Pentaho Data Integration

Version
9.3.x
Audience
anonymous
Part Number
MK-95PDIA003-15


Job settings tab, Amazon Hive Job Executor

This tab includes the following options:

Option Description
Hive job flow name Specify the name of the Hive job flow to execute.
S3 staging directory Specify the Amazon Simple Storage Service (S3) address for the container of stored objects (the bucket) in which your job flow logs will be stored. Artifacts required for execution (for example, Hive Script) will also be stored in this bucket before execution.
Hive script Specify the address of the Hive script to execute within Amazon S3 or on your local file system.
Command line arguments Enter in any command line arguments you want to pass into the specified Hive script. Use spaces to separate multiple arguments.
Keep job flow alive Select if you want to keep your job flow active after the PDI entry finishes.
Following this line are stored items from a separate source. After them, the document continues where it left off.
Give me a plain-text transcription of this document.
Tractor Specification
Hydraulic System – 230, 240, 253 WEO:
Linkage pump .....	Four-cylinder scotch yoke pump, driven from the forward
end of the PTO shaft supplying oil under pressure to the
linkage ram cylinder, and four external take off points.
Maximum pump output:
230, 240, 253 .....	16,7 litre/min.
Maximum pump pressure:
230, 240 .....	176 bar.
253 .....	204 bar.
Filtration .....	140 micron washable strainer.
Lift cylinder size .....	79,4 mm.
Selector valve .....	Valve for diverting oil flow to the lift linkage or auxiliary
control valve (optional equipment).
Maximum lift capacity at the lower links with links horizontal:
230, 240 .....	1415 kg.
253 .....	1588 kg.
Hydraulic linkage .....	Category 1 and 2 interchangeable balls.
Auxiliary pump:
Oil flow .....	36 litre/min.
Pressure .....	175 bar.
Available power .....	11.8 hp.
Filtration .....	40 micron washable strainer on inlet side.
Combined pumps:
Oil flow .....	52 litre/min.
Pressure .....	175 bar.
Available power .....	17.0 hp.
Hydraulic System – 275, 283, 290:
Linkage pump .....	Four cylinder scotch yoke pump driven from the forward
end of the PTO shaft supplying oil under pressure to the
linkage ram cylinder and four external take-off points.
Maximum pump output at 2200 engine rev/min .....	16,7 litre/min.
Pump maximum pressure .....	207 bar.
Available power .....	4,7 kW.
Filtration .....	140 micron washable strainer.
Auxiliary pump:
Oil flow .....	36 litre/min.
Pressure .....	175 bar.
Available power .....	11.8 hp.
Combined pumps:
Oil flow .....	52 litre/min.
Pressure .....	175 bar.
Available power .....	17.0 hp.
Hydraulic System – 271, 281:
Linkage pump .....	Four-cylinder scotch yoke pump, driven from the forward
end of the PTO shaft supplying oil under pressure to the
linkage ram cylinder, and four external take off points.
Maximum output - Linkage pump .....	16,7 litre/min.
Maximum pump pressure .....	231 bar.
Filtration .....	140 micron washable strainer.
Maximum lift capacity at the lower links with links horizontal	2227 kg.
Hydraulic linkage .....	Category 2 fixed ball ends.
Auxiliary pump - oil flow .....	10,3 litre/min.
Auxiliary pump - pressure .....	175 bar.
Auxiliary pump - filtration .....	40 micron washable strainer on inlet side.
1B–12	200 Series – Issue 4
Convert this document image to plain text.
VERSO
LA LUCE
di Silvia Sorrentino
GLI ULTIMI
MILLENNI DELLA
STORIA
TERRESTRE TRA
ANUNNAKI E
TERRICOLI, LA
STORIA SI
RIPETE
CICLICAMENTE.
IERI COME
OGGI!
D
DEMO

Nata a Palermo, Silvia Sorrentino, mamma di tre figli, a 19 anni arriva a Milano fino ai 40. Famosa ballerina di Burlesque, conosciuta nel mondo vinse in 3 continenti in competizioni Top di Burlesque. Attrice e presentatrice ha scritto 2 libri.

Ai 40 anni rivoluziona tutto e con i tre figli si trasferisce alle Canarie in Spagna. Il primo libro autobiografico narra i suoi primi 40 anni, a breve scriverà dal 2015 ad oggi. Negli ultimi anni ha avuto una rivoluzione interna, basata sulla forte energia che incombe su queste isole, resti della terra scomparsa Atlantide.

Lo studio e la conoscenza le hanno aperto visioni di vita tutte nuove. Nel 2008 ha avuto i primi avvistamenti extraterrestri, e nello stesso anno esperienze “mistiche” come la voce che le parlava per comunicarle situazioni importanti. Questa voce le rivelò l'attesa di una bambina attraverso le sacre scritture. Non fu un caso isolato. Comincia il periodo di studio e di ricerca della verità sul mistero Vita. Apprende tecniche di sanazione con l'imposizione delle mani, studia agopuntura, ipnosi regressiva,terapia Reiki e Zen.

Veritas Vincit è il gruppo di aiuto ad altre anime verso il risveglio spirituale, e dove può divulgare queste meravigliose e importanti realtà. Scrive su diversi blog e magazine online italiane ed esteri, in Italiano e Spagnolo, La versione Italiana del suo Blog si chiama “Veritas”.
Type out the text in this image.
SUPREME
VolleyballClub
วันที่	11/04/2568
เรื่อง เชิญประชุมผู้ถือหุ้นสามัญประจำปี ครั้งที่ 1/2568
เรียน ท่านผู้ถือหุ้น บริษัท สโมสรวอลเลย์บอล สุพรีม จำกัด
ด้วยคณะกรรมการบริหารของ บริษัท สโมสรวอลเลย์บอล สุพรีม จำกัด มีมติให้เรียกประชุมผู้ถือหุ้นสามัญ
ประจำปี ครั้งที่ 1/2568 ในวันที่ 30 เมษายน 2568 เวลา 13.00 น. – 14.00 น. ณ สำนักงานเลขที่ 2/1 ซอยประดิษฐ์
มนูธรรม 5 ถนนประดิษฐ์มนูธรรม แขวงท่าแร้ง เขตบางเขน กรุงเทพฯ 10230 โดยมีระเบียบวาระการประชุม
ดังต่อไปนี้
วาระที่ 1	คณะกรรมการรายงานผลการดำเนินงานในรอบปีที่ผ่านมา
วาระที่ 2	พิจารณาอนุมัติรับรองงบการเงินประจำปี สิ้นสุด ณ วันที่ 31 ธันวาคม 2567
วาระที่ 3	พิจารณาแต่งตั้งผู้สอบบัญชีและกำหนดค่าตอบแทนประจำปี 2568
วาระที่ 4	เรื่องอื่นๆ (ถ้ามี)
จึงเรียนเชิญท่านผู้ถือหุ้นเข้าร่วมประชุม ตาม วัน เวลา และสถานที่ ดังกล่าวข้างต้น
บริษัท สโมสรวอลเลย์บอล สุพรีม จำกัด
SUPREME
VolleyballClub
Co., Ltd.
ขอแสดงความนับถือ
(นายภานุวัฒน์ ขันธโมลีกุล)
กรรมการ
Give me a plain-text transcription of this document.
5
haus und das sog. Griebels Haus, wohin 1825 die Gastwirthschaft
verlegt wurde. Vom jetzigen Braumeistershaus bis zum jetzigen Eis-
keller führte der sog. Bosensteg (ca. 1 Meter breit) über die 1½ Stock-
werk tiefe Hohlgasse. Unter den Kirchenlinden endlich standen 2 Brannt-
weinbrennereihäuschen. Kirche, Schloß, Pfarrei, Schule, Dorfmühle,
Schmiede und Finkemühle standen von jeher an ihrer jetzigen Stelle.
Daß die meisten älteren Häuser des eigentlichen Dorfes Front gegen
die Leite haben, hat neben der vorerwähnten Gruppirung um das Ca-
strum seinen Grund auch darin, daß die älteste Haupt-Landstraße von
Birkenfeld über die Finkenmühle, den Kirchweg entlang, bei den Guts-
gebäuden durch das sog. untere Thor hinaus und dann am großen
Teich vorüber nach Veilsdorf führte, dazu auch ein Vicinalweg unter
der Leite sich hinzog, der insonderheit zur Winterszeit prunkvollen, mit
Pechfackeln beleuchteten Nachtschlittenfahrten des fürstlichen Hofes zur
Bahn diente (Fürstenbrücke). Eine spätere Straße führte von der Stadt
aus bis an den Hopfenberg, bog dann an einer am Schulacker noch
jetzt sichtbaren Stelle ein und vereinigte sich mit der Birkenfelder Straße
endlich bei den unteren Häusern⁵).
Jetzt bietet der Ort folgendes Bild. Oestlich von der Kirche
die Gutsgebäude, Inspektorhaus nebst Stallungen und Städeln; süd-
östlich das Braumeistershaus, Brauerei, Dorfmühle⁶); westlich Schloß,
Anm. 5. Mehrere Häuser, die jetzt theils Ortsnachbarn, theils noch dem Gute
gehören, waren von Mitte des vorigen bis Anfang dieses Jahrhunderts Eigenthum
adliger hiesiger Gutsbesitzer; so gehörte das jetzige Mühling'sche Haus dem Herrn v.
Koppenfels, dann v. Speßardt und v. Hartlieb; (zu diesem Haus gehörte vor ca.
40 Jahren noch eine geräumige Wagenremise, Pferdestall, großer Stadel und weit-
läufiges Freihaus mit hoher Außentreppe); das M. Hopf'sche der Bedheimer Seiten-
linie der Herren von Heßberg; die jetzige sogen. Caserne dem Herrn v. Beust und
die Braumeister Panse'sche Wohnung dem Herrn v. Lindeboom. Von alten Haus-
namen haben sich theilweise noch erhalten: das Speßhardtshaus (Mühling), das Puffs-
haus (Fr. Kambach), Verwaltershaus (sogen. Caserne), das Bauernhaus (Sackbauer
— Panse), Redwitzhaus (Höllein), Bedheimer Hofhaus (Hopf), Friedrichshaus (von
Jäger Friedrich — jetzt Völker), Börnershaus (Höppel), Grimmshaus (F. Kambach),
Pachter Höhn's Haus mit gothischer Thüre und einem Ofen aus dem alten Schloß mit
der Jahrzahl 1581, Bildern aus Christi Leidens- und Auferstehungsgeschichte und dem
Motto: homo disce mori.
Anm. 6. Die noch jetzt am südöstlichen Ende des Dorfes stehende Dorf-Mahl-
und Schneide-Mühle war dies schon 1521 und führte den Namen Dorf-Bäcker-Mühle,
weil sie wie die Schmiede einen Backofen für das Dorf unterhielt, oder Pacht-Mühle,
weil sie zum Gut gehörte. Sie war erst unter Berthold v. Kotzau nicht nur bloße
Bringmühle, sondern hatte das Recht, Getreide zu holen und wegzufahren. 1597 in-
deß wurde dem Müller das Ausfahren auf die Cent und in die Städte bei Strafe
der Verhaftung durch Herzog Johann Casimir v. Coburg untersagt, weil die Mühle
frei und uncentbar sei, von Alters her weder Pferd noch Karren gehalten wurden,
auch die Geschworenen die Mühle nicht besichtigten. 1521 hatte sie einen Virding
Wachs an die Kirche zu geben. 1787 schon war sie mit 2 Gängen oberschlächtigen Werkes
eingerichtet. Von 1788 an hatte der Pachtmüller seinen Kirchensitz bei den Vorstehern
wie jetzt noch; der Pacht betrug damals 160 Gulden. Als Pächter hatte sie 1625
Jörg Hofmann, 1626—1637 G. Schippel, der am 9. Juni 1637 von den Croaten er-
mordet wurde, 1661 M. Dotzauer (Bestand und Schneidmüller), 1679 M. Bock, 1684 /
If this option is not selected, the job flow will terminate when the PDI entry finishes.
Enabling blocking

Select if you want the PDI entry to wait until the EMR Hive job completes. Blocking is the only way for PDI to be aware of the status of a Hive job. Additionally, selecting this option enables proper error handling and routing.

When you clear this option, the Hive job is blindly executed and PDI moves on to the next entry.

Logging interval If you Enable blocking, specify the number of seconds between status log messages.